La mayoría de nosotros, cuando mira al cielo, sólo ve un mundo de puntitos que, lamentablemente, cada vez son menos, y de los que normalmente sólo reconocemos tres: “las tres Marías”. Es probable que alguna vez hayan oído algo sobre “el cinturón de Orión”, y no me refiero a dónde está escondida la galaxia en la película Hombres de Negro, sino al cinturón del señor Orión. No: tampoco hablo del arquero de Boca. Orión es la más espléndida de las constelaciones y corresponde a un personaje que, según el mito, era el más alto y apuesto de los hombres. Hijo de Poseidón, el dios del mar, y Euríale, hija del rey Minos, de Creta. Orión habría nacido después de que los cazadores más fuertes y poderosos orinaran sobre el cuero de un buey que acababan de comer (de ahí el nombre de Orión, de orín). Poseidón dio a Orión el poder de caminar sobre el agua, poder que lo llevó a recorrer grandes distancias y a meterse en grandes problemas. Homero, en la Odisea, describe a Orión como un gigante cazador, armado con un mazo inquebrantable de bronce macizo. Orión se jactaba de ser el mayor de los cazadores y el hombre más apuesto. Declaró que no existía ningún animal que él no pudiera matar y ninguna mujer que no pudiera tener.
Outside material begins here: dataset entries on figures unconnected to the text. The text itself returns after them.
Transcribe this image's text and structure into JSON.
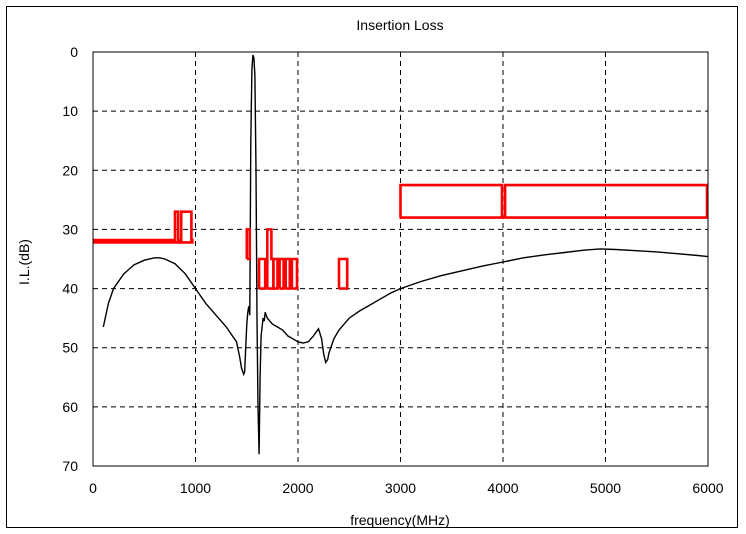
{
  "chart_data": {
    "type": "line",
    "title": "Insertion Loss",
    "xlabel": "frequency(MHz)",
    "ylabel": "I.L.(dB)",
    "xlim": [
      0,
      6000
    ],
    "ylim": [
      0,
      70
    ],
    "y_inverted": true,
    "grid": true,
    "x_ticks": [
      0,
      1000,
      2000,
      3000,
      4000,
      5000,
      6000
    ],
    "y_ticks": [
      0,
      10,
      20,
      30,
      40,
      50,
      60,
      70
    ],
    "colors": {
      "measured": "#000000",
      "spec": "#ff0000"
    },
    "series": [
      {
        "role": "measured",
        "x": [
          100,
          150,
          200,
          300,
          400,
          500,
          600,
          650,
          700,
          800,
          900,
          1000,
          1100,
          1200,
          1300,
          1400,
          1430,
          1450,
          1470,
          1480,
          1490,
          1500,
          1510,
          1520,
          1530,
          1540,
          1550,
          1560,
          1570,
          1580,
          1590,
          1600,
          1610,
          1620,
          1630,
          1640,
          1650,
          1660,
          1670,
          1680,
          1690,
          1700,
          1750,
          1800,
          1850,
          1900,
          1950,
          2000,
          2050,
          2100,
          2150,
          2200,
          2230,
          2250,
          2270,
          2290,
          2300,
          2320,
          2350,
          2400,
          2500,
          2600,
          2700,
          2800,
          2900,
          3000,
          3200,
          3400,
          3600,
          3800,
          4000,
          4200,
          4400,
          4600,
          4800,
          4950,
          5100,
          5300,
          5500,
          5700,
          5900,
          6000
        ],
        "values": [
          46.5,
          42.5,
          40.0,
          37.5,
          36.0,
          35.2,
          34.8,
          34.8,
          35.0,
          35.8,
          37.5,
          40.0,
          42.5,
          44.5,
          46.5,
          49.0,
          51.5,
          53.5,
          54.5,
          54.0,
          50.0,
          46.0,
          44.0,
          43.0,
          44.5,
          15.0,
          3.0,
          0.5,
          1.0,
          4.0,
          20.0,
          45.0,
          60.0,
          68.0,
          55.0,
          48.0,
          46.5,
          45.0,
          45.5,
          44.0,
          44.5,
          45.0,
          46.0,
          46.5,
          47.0,
          48.0,
          48.5,
          49.0,
          49.2,
          49.0,
          48.0,
          46.8,
          48.5,
          51.0,
          52.5,
          52.0,
          51.0,
          50.0,
          48.5,
          47.0,
          45.0,
          43.8,
          42.8,
          41.8,
          40.8,
          40.0,
          38.8,
          37.8,
          37.0,
          36.2,
          35.5,
          34.8,
          34.3,
          33.9,
          33.5,
          33.3,
          33.4,
          33.6,
          33.8,
          34.1,
          34.4,
          34.6
        ]
      },
      {
        "role": "spec",
        "x": [
          0,
          800,
          800,
          830,
          830,
          860,
          860,
          960,
          960,
          970,
          970,
          960,
          960,
          860,
          860,
          830,
          830,
          800,
          800,
          0
        ],
        "values": [
          31.8,
          31.8,
          27.0,
          27.0,
          31.8,
          31.8,
          27.0,
          27.0,
          31.8,
          31.8,
          32.2,
          32.2,
          32.2,
          32.2,
          32.2,
          32.2,
          32.2,
          32.2,
          32.2,
          32.2
        ]
      },
      {
        "role": "spec",
        "x": [
          2990,
          3000,
          3000,
          3990,
          3990,
          4020,
          4020,
          5990,
          5990,
          6000,
          6000,
          3000
        ],
        "values": [
          28.0,
          28.0,
          22.5,
          22.5,
          28.0,
          28.0,
          22.5,
          22.5,
          28.0,
          28.0,
          28.0,
          28.0
        ]
      },
      {
        "role": "spec",
        "x": [
          1500,
          1500,
          1530,
          1530,
          1500
        ],
        "values": [
          35.0,
          30.0,
          30.0,
          35.0,
          35.0
        ]
      },
      {
        "role": "spec",
        "x": [
          1620,
          1620,
          1680,
          1680,
          1620
        ],
        "values": [
          40.0,
          35.0,
          35.0,
          40.0,
          40.0
        ]
      },
      {
        "role": "spec",
        "x": [
          1700,
          1700,
          1740,
          1740,
          1760,
          1760,
          1700
        ],
        "values": [
          40.0,
          30.0,
          30.0,
          35.0,
          35.0,
          40.0,
          40.0
        ]
      },
      {
        "role": "spec",
        "x": [
          1760,
          1760,
          1800,
          1800,
          1760
        ],
        "values": [
          40.0,
          35.0,
          35.0,
          40.0,
          40.0
        ]
      },
      {
        "role": "spec",
        "x": [
          1820,
          1820,
          1860,
          1860,
          1820
        ],
        "values": [
          40.0,
          35.0,
          35.0,
          40.0,
          40.0
        ]
      },
      {
        "role": "spec",
        "x": [
          1880,
          1880,
          1920,
          1920,
          1880
        ],
        "values": [
          40.0,
          35.0,
          35.0,
          40.0,
          40.0
        ]
      },
      {
        "role": "spec",
        "x": [
          1940,
          1940,
          1990,
          1990,
          1940
        ],
        "values": [
          40.0,
          35.0,
          35.0,
          40.0,
          40.0
        ]
      },
      {
        "role": "spec",
        "x": [
          2400,
          2400,
          2480,
          2480,
          2400
        ],
        "values": [
          40.0,
          35.0,
          35.0,
          40.0,
          40.0
        ]
      }
    ]
  }
}
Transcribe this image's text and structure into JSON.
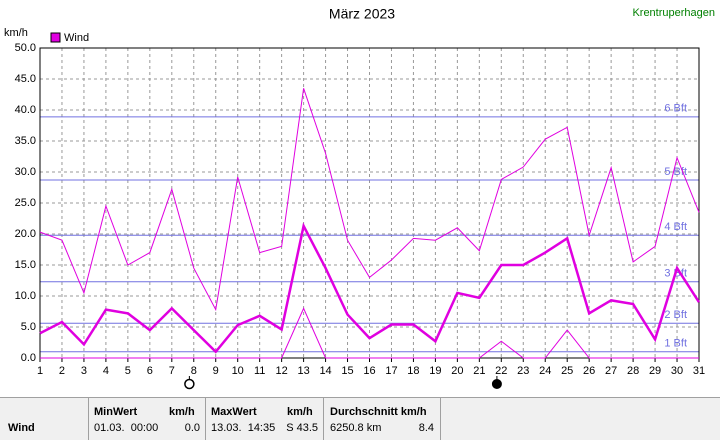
{
  "chart_data": {
    "type": "line",
    "title": "März 2023",
    "station": "Krentruperhagen",
    "y_label": "km/h",
    "legend": "Wind",
    "x": [
      1,
      2,
      3,
      4,
      5,
      6,
      7,
      8,
      9,
      10,
      11,
      12,
      13,
      14,
      15,
      16,
      17,
      18,
      19,
      20,
      21,
      22,
      23,
      24,
      25,
      26,
      27,
      28,
      29,
      30,
      31
    ],
    "series": [
      {
        "color": "#e000e0",
        "width": 1,
        "values": [
          20.3,
          19.0,
          10.5,
          24.5,
          15.0,
          17.0,
          27.2,
          14.5,
          7.8,
          29.2,
          17.0,
          18.0,
          43.5,
          33.0,
          19.0,
          13.0,
          15.8,
          19.3,
          19.0,
          21.0,
          17.3,
          28.8,
          30.8,
          35.3,
          37.2,
          19.8,
          30.7,
          15.5,
          18.0,
          32.3,
          23.5
        ]
      },
      {
        "name": "Wind",
        "color": "#e000e0",
        "width": 2.5,
        "values": [
          4.0,
          5.8,
          2.2,
          7.8,
          7.2,
          4.5,
          8.0,
          4.5,
          1.0,
          5.3,
          6.8,
          4.6,
          21.3,
          14.5,
          7.0,
          3.2,
          5.4,
          5.4,
          2.7,
          10.5,
          9.7,
          15.0,
          15.0,
          17.0,
          19.3,
          7.2,
          9.3,
          8.7,
          3.0,
          14.5,
          9.0
        ]
      },
      {
        "color": "#e000e0",
        "width": 1,
        "values": [
          0,
          0,
          0,
          0,
          0,
          0,
          0,
          0,
          0,
          0,
          0,
          0,
          8.0,
          0,
          0,
          0,
          0,
          0,
          0,
          0,
          0,
          2.7,
          0,
          0,
          4.5,
          0,
          0,
          0,
          0,
          0,
          0
        ]
      }
    ],
    "xlim": [
      1,
      31
    ],
    "xticks": [
      1,
      2,
      3,
      4,
      5,
      6,
      7,
      8,
      9,
      10,
      11,
      12,
      13,
      14,
      15,
      16,
      17,
      18,
      19,
      20,
      21,
      22,
      23,
      24,
      25,
      26,
      27,
      28,
      29,
      30,
      31
    ],
    "ylim": [
      0,
      50
    ],
    "yticks": [
      {
        "value": 0,
        "label": "0.0"
      },
      {
        "value": 5,
        "label": "5.0"
      },
      {
        "value": 10,
        "label": "10.0"
      },
      {
        "value": 15,
        "label": "15.0"
      },
      {
        "value": 20,
        "label": "20.0"
      },
      {
        "value": 25,
        "label": "25.0"
      },
      {
        "value": 30,
        "label": "30.0"
      },
      {
        "value": 35,
        "label": "35.0"
      },
      {
        "value": 40,
        "label": "40.0"
      },
      {
        "value": 45,
        "label": "45.0"
      },
      {
        "value": 50,
        "label": "50.0"
      }
    ],
    "grid": true,
    "beaufort": [
      {
        "value": 1.0,
        "label": "1 Bft"
      },
      {
        "value": 5.6,
        "label": "2 Bft"
      },
      {
        "value": 12.3,
        "label": "3 Bft"
      },
      {
        "value": 19.8,
        "label": "4 Bft"
      },
      {
        "value": 28.7,
        "label": "5 Bft"
      },
      {
        "value": 38.9,
        "label": "6 Bft"
      }
    ],
    "full_moon_x": 7.8,
    "new_moon_x": 21.8
  },
  "table": {
    "label": "Wind",
    "min": {
      "header": "MinWert",
      "unit": "km/h",
      "time": "01.03.  00:00",
      "value": "0.0"
    },
    "max": {
      "header": "MaxWert",
      "unit": "km/h",
      "time": "13.03.  14:35",
      "value": "S 43.5"
    },
    "avg": {
      "header": "Durchschnitt km/h",
      "distance": "6250.8 km",
      "value": "8.4"
    }
  }
}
Las Pléyades eran siete hermanas, hijas del titán Atlas y de la ninfa marina Pléyone. Fueron, además, las ninfas del cortejo de Artemisa (la diosa de la caza), y, como ella, intentaban mantener su pureza. La historia cuenta que Orión se enamoró de las Pléyades y las perseguía (sí, a las siete) con intención amorosa. Zeus, enojado, le arrebató el grupo y las colocó entre las estrellas, donde Orión todavía las persigue, por el cielo, cada noche. Orión intentó violar, entonces, a la virgen Artemisa, quien hizo que la tierra se abriera, para sacar a la luz al escorpión, el único capaz que matar a Orión. Así, el presuntuoso Orión fue vencido por la picadura de un pequeño escorpión. Pero, por haber sido tan buen cazador, fue colocado en el cielo como una constelación. El escorpión también recibió su premio de inmortalidad y tuvo su lugar en el cielo, pero del lado opuesto, por lo que cada vez que Escorpio sale por el este, Orión huye por debajo del horizonte: todavía teme la venenosa picadura del escorpión. Por lo demás, los perros de los cazadores (las constelaciones del Can Mayor y el Can Menor) lo siguen de cerca, mientras él sigue cazando eternamente al lobo (la constelación de Lupus) y al toro (la de Tauro) y persiguiendo a las siete hermanas. Junto a los pies de Orión nace la constelación de Eridanus, el río, que le permite saciar su sed. Nada mal, ¿no?.